# Consumer age behaviour- Data Visualisation

This notebook will help visulaise the encoded shopping_trends dataset.


In [21]:

import os
import pandas as pd
import numpy as np
import plotly.express as px
import plotly.graph_objects as go
from plotly.subplots import make_subplots
import matplotlib.pyplot as plt
from matplotlib import cm
import warnings
warnings.filterwarnings('ignore')

Will load the clean dataset and this will be the main

The ETL process has already:
1. Cleaned the raw shopping data
2. Identified elderly customers (Age ≥ 65)
3. Calculated gender distribution
4. Saved pre-processed files in `/dataset/clean/`

In [22]:
elderly_summary = pd.read_csv('../dataset/clean/elderly_gender_summary.csv')
print("✅ Loaded elderly gender summary from ETL")
print(elderly_summary)

✅ Loaded elderly gender summary from ETL
   gender  count
0    Male    542
1  Female    246


**Files loaded:**
- `elderly_gender_summary.csv`: Gender counts (542 men, 246 women)
- `shopping_trends_clean.csv`: Full cleaned dataset
- `elderly_customers.csv`: Pre-filtered elderly customers
- `area_data.csv`: Summary data for area plots

In [23]:
fig_bar = px.bar(elderly_summary, 
                 x='gender', 
                 y='count',
                 title='Elderly Customers by Gender - From ETL Data',
                 color='gender',
                 color_discrete_map={'Male': 'blue', 'Female': 'pink'},
                 text='count')

fig_bar.update_layout(
    xaxis_title='Gender',
    yaxis_title='Number of Customers',
    template='plotly_white'
)

fig_bar.show()

print(" Creating Pie Chart...")
fig_pie = px.pie(elderly_summary,
                 values='count',
                 names='gender',
                 title='Gender Distribution: Elderly Customers (542 men, 246 women)',
                 hole=0.3,
                 color='gender',
                 color_discrete_map={'Male': 'blue', 'Female': 'pink'})

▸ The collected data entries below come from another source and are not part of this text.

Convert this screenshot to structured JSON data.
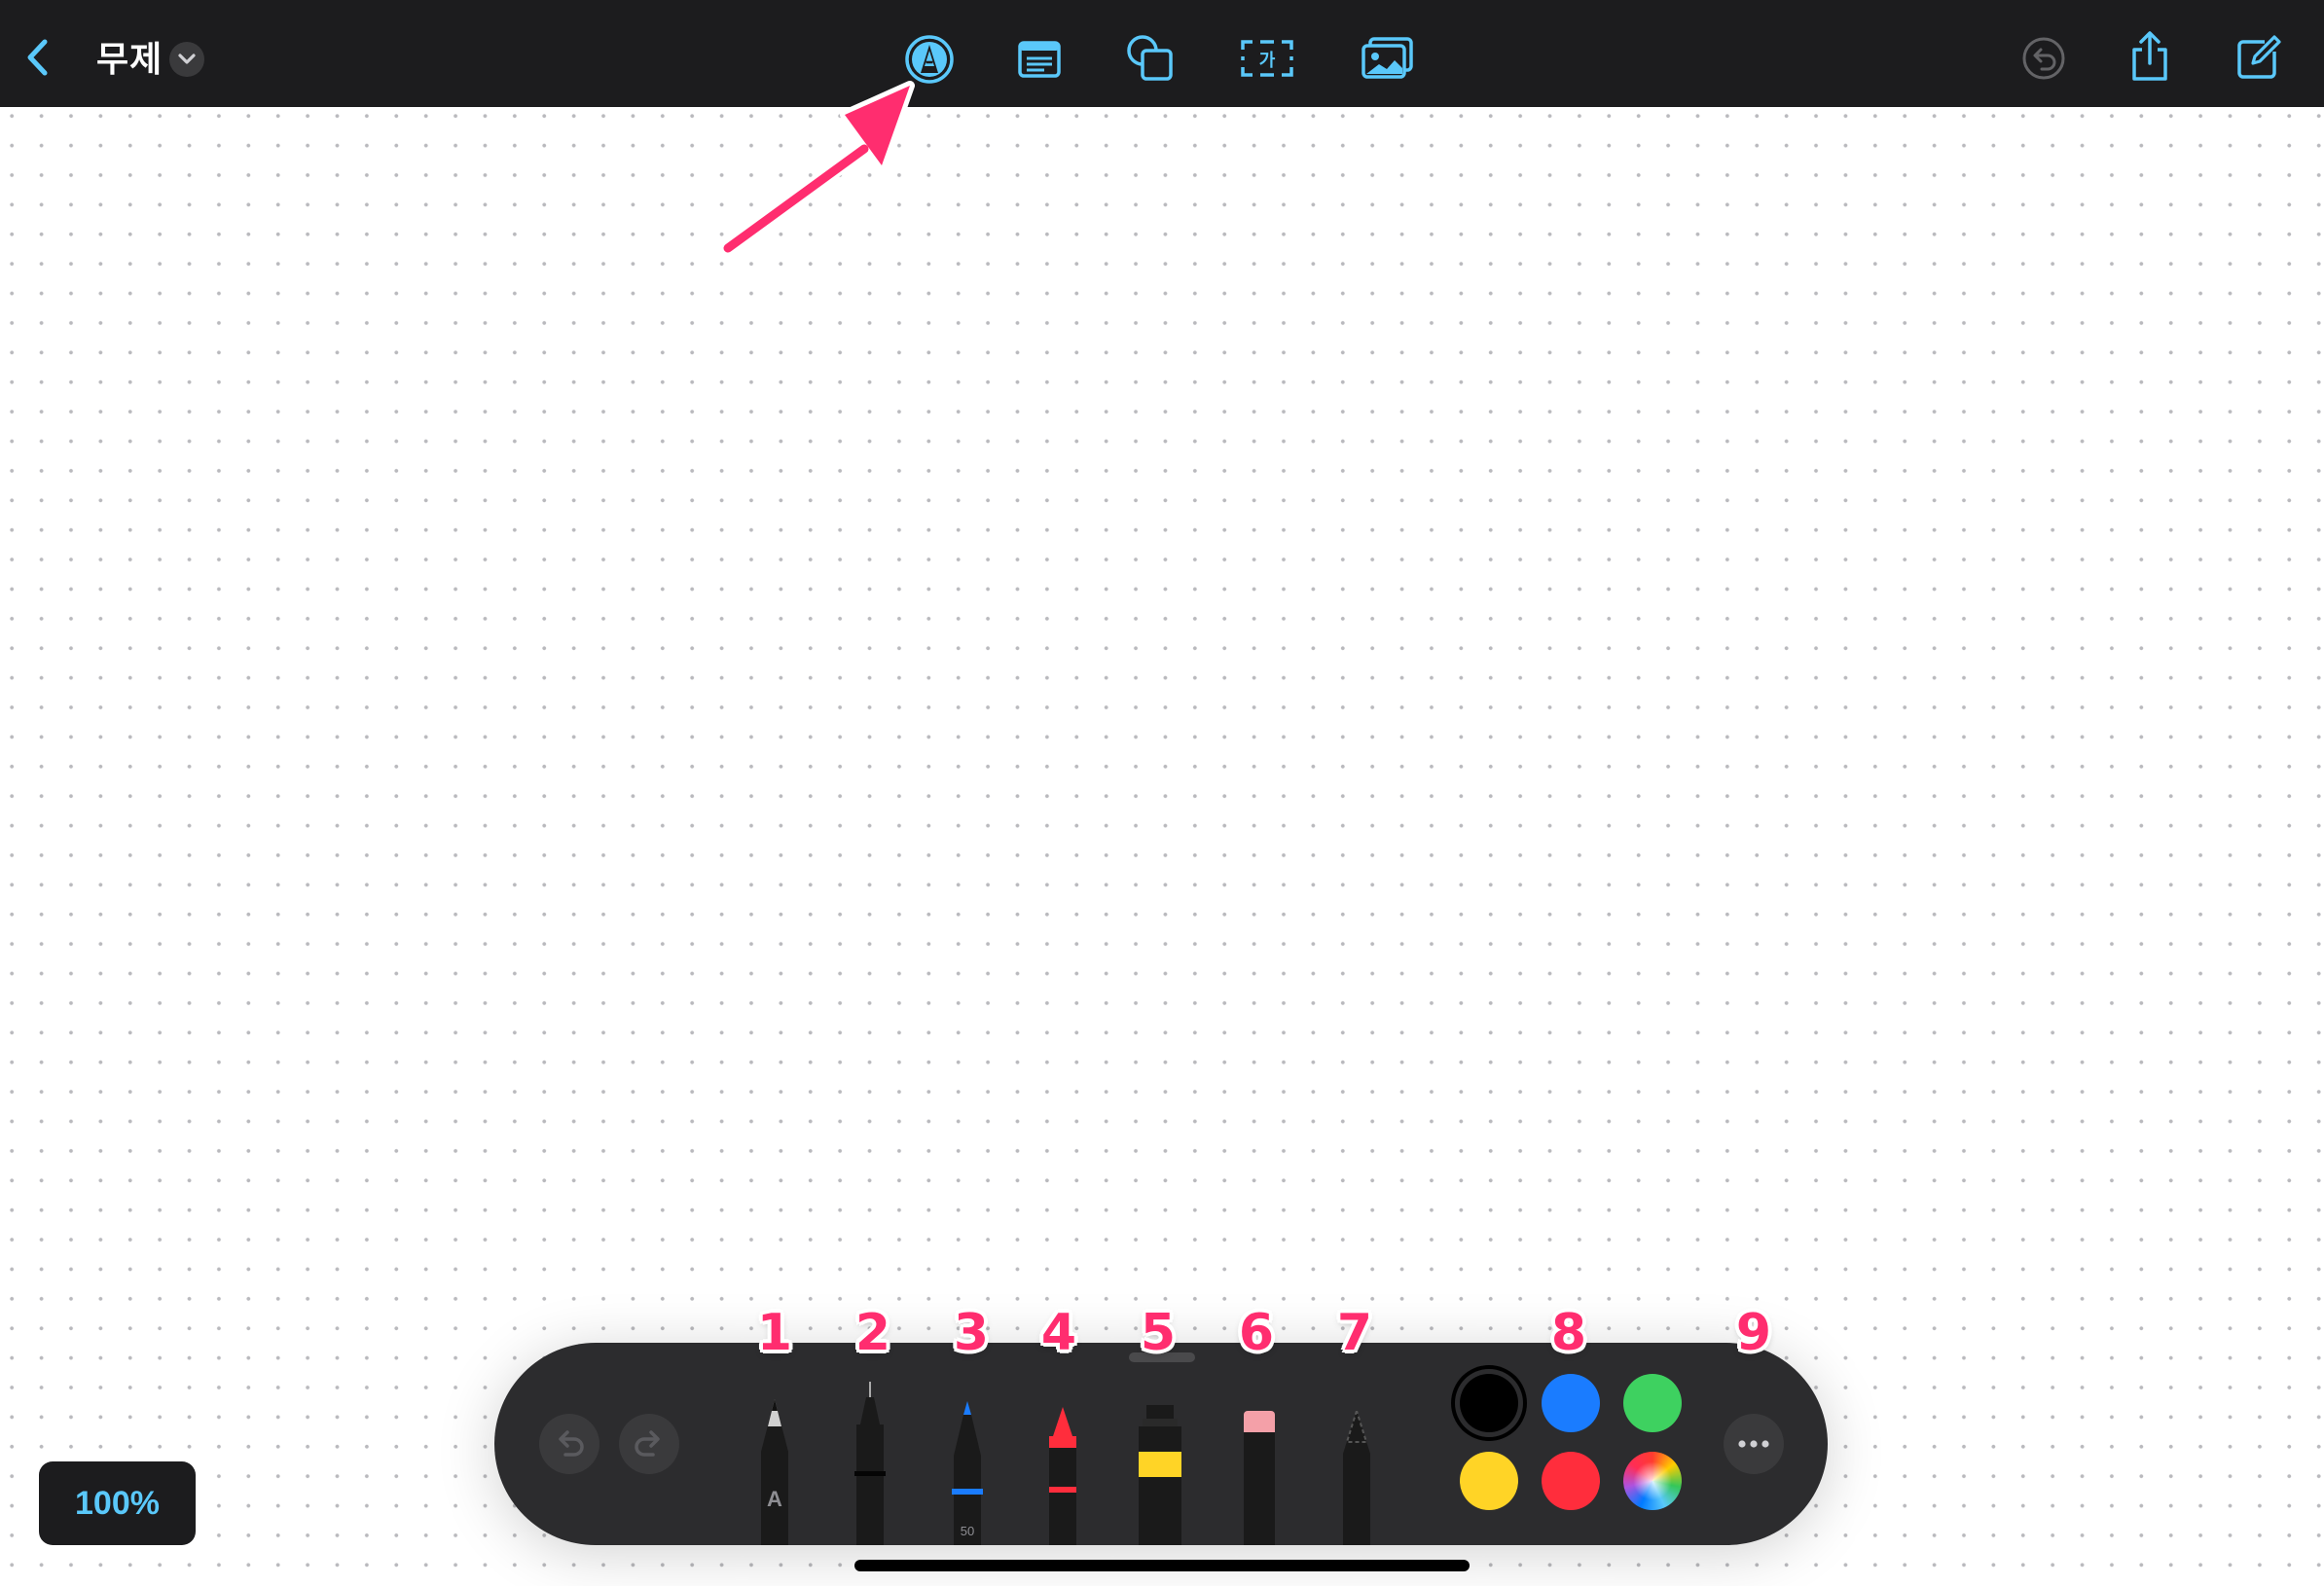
{
  "document": {
    "title": "무제"
  },
  "zoom": {
    "label": "100%"
  },
  "colors": {
    "accent": "#5ac8fa",
    "toolbar_bg": "#1c1c1e",
    "annotation": "#ff2d6f"
  },
  "toolbar": {
    "left": [
      "back-chevron-icon",
      "title-dropdown-chevron-icon"
    ],
    "center": [
      "pencil-tool-icon",
      "text-box-icon",
      "shapes-icon",
      "text-recognition-icon",
      "media-icon"
    ],
    "right": [
      "undo-icon",
      "share-icon",
      "compose-icon"
    ],
    "active_tool": "pencil-tool-icon"
  },
  "palette": {
    "buttons": [
      "undo-icon",
      "redo-icon",
      "more-options-icon"
    ],
    "tools": [
      "monoline-pen",
      "fineliner-pen",
      "marker",
      "crayon",
      "watercolor",
      "eraser",
      "lasso"
    ],
    "marker_label": "50",
    "pen_label": "A",
    "swatches": [
      {
        "name": "black",
        "color": "#000000",
        "selected": true
      },
      {
        "name": "blue",
        "color": "#1a7cff"
      },
      {
        "name": "green",
        "color": "#3ed160"
      },
      {
        "name": "yellow",
        "color": "#ffd426"
      },
      {
        "name": "red",
        "color": "#ff2d3c"
      },
      {
        "name": "multicolor",
        "color": "conic"
      }
    ]
  },
  "annotations": {
    "numbers": [
      "1",
      "2",
      "3",
      "4",
      "5",
      "6",
      "7",
      "8",
      "9"
    ]
  }
}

fig_pie.update_traces(textposition='inside', textinfo='percent+label')
fig_pie.show()


area_data = pd.read_csv('../dataset/clean/area_data.csv')
fig_area = px.area(area_data,
                   x='Category',
                   y='Count',
                   title='Customer Distribution - Area View',
                   markers=True)

fig_area.show()

print("\n✅ All visualizations created from ETL cleaned data!")

 Creating Pie Chart...



✅ All visualizations created from ETL cleaned data!

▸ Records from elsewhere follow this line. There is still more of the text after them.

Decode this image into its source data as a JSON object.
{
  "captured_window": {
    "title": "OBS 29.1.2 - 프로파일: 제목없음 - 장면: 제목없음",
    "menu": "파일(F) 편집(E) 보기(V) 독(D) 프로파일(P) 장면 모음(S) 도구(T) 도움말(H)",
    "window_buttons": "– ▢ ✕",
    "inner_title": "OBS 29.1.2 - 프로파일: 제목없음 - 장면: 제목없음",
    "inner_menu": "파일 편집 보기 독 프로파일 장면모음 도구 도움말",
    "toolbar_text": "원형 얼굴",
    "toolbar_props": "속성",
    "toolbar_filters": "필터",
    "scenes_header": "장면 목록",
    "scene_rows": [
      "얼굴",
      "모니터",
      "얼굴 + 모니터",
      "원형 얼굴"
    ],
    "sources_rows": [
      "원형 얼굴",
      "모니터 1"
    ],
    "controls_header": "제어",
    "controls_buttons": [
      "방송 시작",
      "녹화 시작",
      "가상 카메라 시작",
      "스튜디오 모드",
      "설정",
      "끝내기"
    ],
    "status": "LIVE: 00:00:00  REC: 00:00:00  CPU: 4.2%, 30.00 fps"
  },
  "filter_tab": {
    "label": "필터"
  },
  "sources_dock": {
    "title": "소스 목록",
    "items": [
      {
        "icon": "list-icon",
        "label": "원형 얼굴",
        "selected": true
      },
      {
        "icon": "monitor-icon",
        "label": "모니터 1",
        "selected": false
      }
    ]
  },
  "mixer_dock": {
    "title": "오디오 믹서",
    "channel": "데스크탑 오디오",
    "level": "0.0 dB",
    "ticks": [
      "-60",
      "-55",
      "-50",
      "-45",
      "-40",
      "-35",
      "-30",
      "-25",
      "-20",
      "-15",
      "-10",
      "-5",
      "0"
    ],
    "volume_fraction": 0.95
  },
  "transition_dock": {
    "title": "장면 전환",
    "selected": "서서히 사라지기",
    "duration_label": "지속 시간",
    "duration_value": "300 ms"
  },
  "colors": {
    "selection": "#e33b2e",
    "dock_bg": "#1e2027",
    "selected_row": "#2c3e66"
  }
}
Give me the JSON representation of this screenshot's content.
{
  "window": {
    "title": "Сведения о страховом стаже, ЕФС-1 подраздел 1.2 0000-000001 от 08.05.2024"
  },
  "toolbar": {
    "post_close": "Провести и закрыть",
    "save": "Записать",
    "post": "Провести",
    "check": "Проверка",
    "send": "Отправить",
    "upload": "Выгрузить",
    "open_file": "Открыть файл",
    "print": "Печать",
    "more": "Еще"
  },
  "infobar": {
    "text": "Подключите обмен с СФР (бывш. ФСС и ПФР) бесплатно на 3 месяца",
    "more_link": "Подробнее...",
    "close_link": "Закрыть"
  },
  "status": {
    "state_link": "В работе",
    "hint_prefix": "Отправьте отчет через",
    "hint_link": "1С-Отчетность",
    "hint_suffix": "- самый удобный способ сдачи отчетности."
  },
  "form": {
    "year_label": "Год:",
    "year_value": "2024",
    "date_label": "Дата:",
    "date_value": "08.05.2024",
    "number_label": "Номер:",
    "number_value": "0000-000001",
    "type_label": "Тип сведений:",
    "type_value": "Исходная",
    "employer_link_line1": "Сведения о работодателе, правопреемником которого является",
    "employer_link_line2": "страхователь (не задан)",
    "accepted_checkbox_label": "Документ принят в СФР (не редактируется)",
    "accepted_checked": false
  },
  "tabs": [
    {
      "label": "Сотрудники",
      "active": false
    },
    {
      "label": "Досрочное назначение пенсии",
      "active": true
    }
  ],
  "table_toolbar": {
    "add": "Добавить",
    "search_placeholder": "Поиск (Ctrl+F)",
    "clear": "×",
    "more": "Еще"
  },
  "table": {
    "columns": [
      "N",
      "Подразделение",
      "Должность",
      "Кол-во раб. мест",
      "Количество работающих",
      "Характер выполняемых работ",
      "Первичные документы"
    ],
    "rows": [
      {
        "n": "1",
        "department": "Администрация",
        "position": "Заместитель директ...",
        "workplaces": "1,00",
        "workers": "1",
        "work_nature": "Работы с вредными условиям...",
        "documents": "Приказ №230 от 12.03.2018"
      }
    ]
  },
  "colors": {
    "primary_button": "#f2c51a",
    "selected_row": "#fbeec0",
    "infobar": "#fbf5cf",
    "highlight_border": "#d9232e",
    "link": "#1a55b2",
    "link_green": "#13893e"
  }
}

have created an animated chart to help visualisation become easier.

In [None]:

counts = elderly_summary.set_index('gender')['count'].to_dict()
men_count = int(counts.get('Male', counts.get('male', 0)))
women_count = int(counts.get('Female', counts.get('female', 0)))

animation_data = pd.DataFrame({
    'Gender': ['Men', 'Women', 'Difference'],
    'Count': [men_count, women_count, men_count - women_count],
    'Stage': ['Base', 'Base', 'Highlight']
})

fig_animated = px.bar(
    animation_data,
    x='Gender',
    y='Count',
    color='Stage',
    color_discrete_map={'Base': 'lightgray', 'Highlight': 'red'},
    title='<b>Gender Difference Visualization</b><br>Highlighting the Gap',
    text='Count',
    template='plotly_dark'
)

fig_animated.update_layout(
    title_font=dict(size=20),
    xaxis_title="",
    yaxis_title="Number of Customers",
    showlegend=False
)

fig_animated.show()


**Key Finding from ETL:**
- Total elderly customers: 788
- Elderly men: 542 (68.8%)
- Elderly women: 246 (31.2%)
- **Hypothesis SUPPORTED**: More elderly men shop than women